Personnellement, plus le temps passe, plus je me rends compte que le bonheur est peut-être moins dans :

  • ce qu’on possède 💸
  • ce qu’on montre
  • ou ce qu’on accumule 🛍️

Mais davantage dans notre capacité à ressentir réellement ce qu’on vit. Parce qu’on peut avoir une vie simple… et se sentir profondément heureux. T’en penses quoi toi ? 🤔

Comme on peut avoir énormément… et continuer à ressentir un vide permanent. D’ailleurs, souvent des gens se sentent seuls, pourtant entourés de plein de monde. Mais avoir n’est pas être 🌿, et peut-être que là aussi, ça fait une différence pour cette idée du bonheur… voire la réalisation de ses rêves. ✨

Personnellement, parce que je le vis et que j’en ai besoin, je pense sincèrement qu’il y a une vraie richesse dans le fait de savoir :

  • respirer 🌬️
  • profiter 🌿
  • ressentir ❤️
  • contempler 🌅
  • savourer ☕

Sans toujours courir vers autre chose. 🏃 Vivre l’instant présent, comme le dit si bien Eckart Tollé. 📚 Car à force de nous projeter dans le projet ou le rêve d’après, ne sommes-nous pas tout le temps dans un futur hypothétique ? 🤔

Fleur pour faire des espaces entre mes paragraphes

La vraie question n’est peut-être pas : “Quel est ton rêve ?” 🤔 Quoiqu’elle soit pertinente, car si on ne sait pas de quoi on rêve, forcément qu’on ne pourra pas le réaliser. 🌿

Pour autant, la question : “Quand il se réalise… sais-tu vraiment l’habiter ?” me paraît tout aussi pertinente.

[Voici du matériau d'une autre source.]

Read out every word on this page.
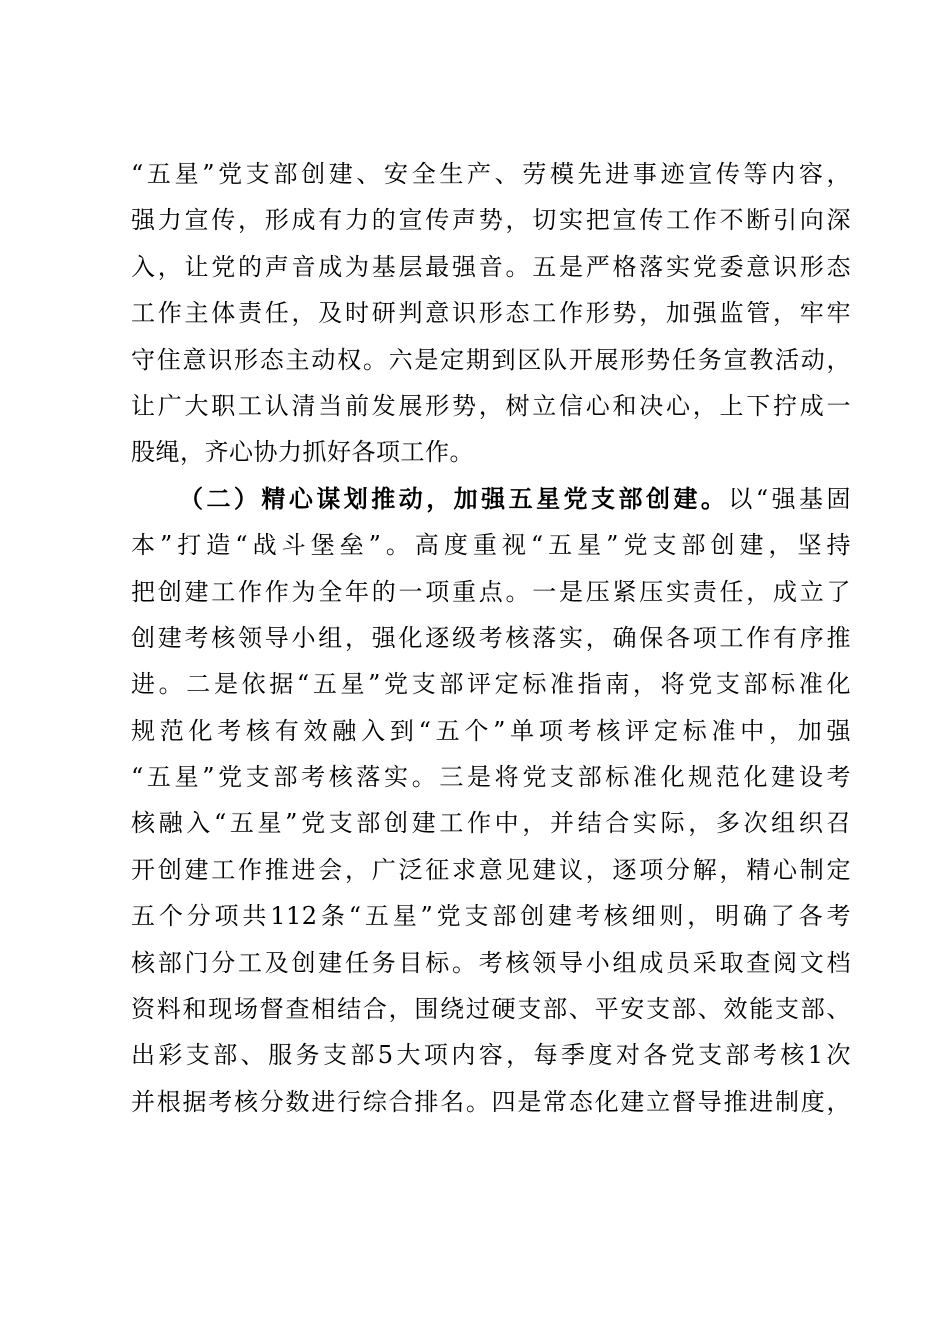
“五星”党支部创建、安全生产、劳模先进事迹宣传等内容，
强力宣传，形成有力的宣传声势，切实把宣传工作不断引向深
入，让党的声音成为基层最强音。五是严格落实党委意识形态
工作主体责任，及时研判意识形态工作形势，加强监管，牢牢
守住意识形态主动权。六是定期到区队开展形势任务宣教活动，
让广大职工认清当前发展形势，树立信心和决心，上下拧成一
股绳，齐心协力抓好各项工作。
（二）精心谋划推动，加强五星党支部创建。以“强基固
本”打造“战斗堡垒”。高度重视“五星”党支部创建，坚持
把创建工作作为全年的一项重点。一是压紧压实责任，成立了
创建考核领导小组，强化逐级考核落实，确保各项工作有序推
进。二是依据“五星”党支部评定标准指南，将党支部标准化
规范化考核有效融入到“五个”单项考核评定标准中，加强
“五星”党支部考核落实。三是将党支部标准化规范化建设考
核融入“五星”党支部创建工作中，并结合实际，多次组织召
开创建工作推进会，广泛征求意见建议，逐项分解，精心制定
五个分项共112条“五星”党支部创建考核细则，明确了各考
核部门分工及创建任务目标。考核领导小组成员采取查阅文档
资料和现场督查相结合，围绕过硬支部、平安支部、效能支部、
出彩支部、服务支部5大项内容，每季度对各党支部考核1次
并根据考核分数进行综合排名。四是常态化建立督导推进制度，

Sais-tu profiter de ce que tu as construit ? Ou ton cerveau repart-il immédiatement chercher autre chose 🏃 en oubliant totalement le paysage déjà présent sous tes yeux ? 🏞️

Parce qu’au fond, si ton cerveau continue à courir après le prochain objectif sans jamais savourer ce qui est déjà là… ce n’est peut-être pas juste “un problème de motivation” ou “d’ambition”. C’est parfois un crocodile intérieur épuisé 🐊, qui ne sait plus vivre autrement qu’en mode vigilance. ⚠️

C’est justement ce que je viens gratter dans mes accompagnements. 🌿 Pas pour transformer les gens en Bisounours perchés 🧸 qui remercient l’univers avec une bougie lavande et trois mantras de la loi d’attraction. ✨ Mais pour les guider afin qu’ils soufflent un peu 😮‍💨, retrouvent leurs vrais besoins et arrêtent de passer leur vie entière à courir après un bonheur qu’ils n’ont jamais appris à ressentir.